HAPPY blogaversary, Pamela! Your book and blog have helped me A LOT. Can’t wait to watch the podcast!!! :-D
Happy blogoversary! And thank you – I am so grateful I found your blog and this community
A very happy sixth blogoversary to you!
I am joining the chorus of those who are grateful that you broke your silence six years ago and for all that you have shared and continue to share helping those of us who have resolved our journeys through infertility and loss in different ways to try to understand your perspective.
In April I too will have been blogging for six years and that seems very surreal. I am proud of all of us who have stuck with blogging for as long as we have, as I think veteran voices are important for those who follow in our footsteps, whichever paths they are on related to ALI.
Congrats on this milestone! Cheers to you! :)
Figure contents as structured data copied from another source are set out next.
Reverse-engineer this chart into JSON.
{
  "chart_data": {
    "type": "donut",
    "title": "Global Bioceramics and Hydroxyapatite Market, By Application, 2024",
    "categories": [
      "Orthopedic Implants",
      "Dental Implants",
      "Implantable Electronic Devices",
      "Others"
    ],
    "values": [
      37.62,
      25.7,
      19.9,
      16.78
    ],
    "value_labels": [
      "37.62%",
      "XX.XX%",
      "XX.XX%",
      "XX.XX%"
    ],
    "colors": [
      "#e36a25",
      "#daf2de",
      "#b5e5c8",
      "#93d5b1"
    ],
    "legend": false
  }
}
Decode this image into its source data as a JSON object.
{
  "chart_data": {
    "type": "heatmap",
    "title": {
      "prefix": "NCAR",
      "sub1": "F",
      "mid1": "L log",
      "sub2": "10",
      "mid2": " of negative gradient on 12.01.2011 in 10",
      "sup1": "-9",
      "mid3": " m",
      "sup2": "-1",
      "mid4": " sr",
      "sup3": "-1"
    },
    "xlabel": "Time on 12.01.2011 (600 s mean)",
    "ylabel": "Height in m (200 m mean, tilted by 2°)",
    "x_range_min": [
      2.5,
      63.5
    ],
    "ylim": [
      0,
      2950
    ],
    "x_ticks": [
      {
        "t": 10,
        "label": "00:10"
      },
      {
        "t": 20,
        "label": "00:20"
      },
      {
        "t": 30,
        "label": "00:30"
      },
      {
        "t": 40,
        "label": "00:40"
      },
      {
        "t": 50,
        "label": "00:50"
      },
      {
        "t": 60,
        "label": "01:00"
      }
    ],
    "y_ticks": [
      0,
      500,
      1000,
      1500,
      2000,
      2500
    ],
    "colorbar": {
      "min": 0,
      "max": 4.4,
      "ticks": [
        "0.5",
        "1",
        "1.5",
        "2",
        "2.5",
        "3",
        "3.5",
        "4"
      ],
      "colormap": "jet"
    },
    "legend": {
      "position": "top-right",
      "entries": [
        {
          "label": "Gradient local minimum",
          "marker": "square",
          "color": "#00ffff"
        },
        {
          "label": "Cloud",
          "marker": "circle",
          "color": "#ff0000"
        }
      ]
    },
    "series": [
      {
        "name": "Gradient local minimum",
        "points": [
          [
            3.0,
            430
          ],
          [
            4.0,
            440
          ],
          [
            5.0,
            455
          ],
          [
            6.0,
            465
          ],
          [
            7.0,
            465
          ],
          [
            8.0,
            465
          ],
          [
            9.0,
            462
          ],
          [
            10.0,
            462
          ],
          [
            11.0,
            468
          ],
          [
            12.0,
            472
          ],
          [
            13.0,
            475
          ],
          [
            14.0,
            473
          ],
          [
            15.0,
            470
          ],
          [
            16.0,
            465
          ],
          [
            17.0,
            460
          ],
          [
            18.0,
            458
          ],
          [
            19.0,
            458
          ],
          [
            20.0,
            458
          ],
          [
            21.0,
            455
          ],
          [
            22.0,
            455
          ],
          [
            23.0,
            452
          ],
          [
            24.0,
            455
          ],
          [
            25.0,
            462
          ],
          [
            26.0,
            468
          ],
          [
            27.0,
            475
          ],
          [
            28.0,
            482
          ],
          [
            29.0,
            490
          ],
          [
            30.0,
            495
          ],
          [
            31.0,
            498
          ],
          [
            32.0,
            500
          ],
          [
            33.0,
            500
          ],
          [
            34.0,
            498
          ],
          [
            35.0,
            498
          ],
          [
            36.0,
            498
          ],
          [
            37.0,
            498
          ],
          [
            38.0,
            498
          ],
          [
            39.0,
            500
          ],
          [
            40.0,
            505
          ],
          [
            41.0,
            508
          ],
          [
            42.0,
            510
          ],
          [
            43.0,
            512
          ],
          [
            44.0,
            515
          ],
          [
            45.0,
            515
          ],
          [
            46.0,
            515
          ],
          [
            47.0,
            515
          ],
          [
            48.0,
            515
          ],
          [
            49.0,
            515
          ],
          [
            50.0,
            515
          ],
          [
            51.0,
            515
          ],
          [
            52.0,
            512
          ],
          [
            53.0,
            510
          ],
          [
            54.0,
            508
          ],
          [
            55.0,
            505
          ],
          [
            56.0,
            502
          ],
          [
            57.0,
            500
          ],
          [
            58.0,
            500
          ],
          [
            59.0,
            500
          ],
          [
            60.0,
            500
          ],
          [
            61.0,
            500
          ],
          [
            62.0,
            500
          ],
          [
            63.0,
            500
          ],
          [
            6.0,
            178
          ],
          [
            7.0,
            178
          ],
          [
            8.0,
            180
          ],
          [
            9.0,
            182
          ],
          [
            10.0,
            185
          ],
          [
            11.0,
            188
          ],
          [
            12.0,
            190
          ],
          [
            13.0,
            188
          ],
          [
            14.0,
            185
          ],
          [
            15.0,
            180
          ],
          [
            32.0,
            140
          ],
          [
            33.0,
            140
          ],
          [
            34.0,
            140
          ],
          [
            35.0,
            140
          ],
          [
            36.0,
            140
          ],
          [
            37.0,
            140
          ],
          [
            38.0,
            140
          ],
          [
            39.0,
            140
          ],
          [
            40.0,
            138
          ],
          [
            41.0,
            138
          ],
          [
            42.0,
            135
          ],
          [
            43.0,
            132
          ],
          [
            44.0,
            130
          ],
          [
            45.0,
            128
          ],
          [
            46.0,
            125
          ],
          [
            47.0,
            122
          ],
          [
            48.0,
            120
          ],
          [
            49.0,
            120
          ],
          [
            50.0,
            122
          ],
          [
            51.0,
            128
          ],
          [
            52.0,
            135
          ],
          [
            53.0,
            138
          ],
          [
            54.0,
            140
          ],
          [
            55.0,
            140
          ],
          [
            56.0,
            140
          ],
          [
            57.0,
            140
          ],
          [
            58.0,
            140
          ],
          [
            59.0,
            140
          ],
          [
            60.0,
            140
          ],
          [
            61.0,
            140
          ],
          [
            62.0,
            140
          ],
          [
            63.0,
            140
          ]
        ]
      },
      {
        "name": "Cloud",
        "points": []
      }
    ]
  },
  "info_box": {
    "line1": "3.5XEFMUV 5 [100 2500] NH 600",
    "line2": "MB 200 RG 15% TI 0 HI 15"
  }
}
Thank you for being you in the blogosphere. And, thanks for the shout out. I’m sorry I’m late to the congratulations – been a bit preoccupied.
Yours is a voice that will always be needed in this corner of the world.
Congratulations Pamela on both your blogs since 2007. Your blog and book were the first I found and continue to be my favourite ones today. I could relate to your story and feelings a great deal. I always appreciate your intelligent, insightful and challenging posts. You have been a great comfort to me in dark times and you cannot know how much of a role you have played in my recovery. Thank you from the bottom of my heart and well done.